New orders for manufactured durable goods in June increased 3.4%, to $235.3 billion, the Commerce Department reported Monday. The rise followed a 2.1% drop in May.
Transportation equipment led the increase, rising 8.9% in June, to $78.4 billion, after two consecutive monthly decreases. Spiking that category was a 66% increase in new orders for commercial aircraft, to $17.2 billion, and a 16.9% increase in new orders for defense aircraft, to $4.7 billion.
An Associated Press story on Monday said the jump was driven by aircraft orders booked by Boeing at the Paris air show.
The category viewed as a proxy for business investment plans — nondefense capital goods excluding aircraft — rose a slower 0.9% in June.
While this was the strongest showing since March, it followed two months of declines, including a 0.4% drop in May.

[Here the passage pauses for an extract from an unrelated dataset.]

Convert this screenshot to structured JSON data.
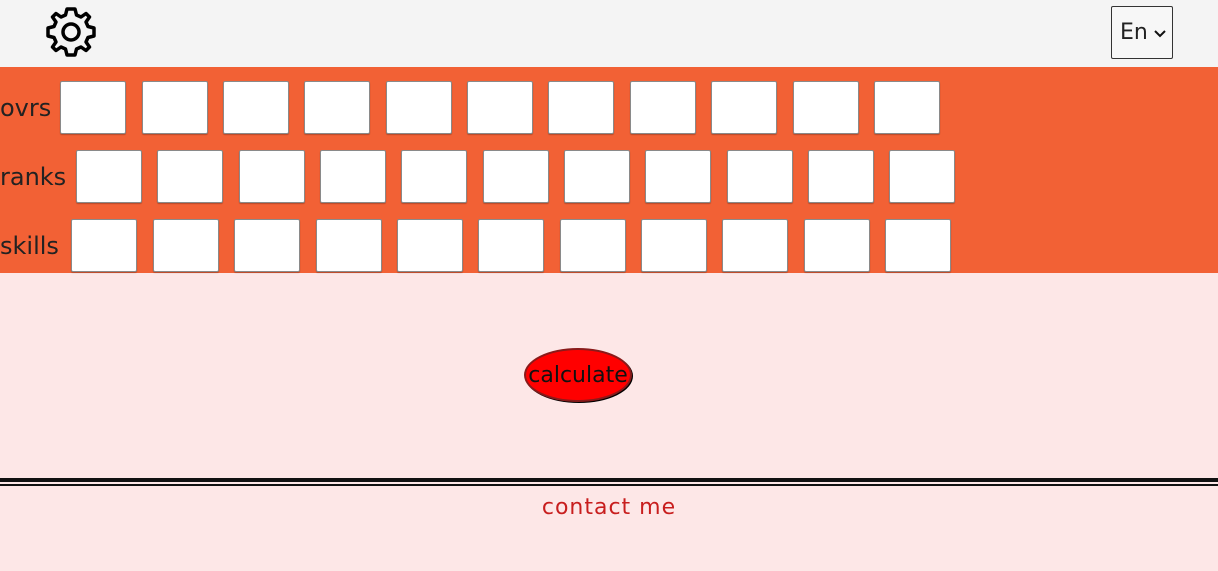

Through the first six months of 2015, demand for nondefense capital goods excluding aircraft is running 3.4% below the same period a year ago.
“U.S. manufacturers have struggled this year from the effects of a strong dollar and a plunge in energy prices,” the AP wrote. “The higher value of the dollar against foreign currencies makes U.S. goods more expensive and less competitive in major export markets, while the lower oil prices have led energy companies to scale back investment plans.”
BMO Capital Markets senior economist Jennifer Lee described the June results as a “glimmer of hope” that may point to “stronger business investment as the second half begins.”
Other analysts are worried the Greek debt crisis, the highly unstable Chinese stock market, and other global problems weighing on the U.S. economy will damper export sales.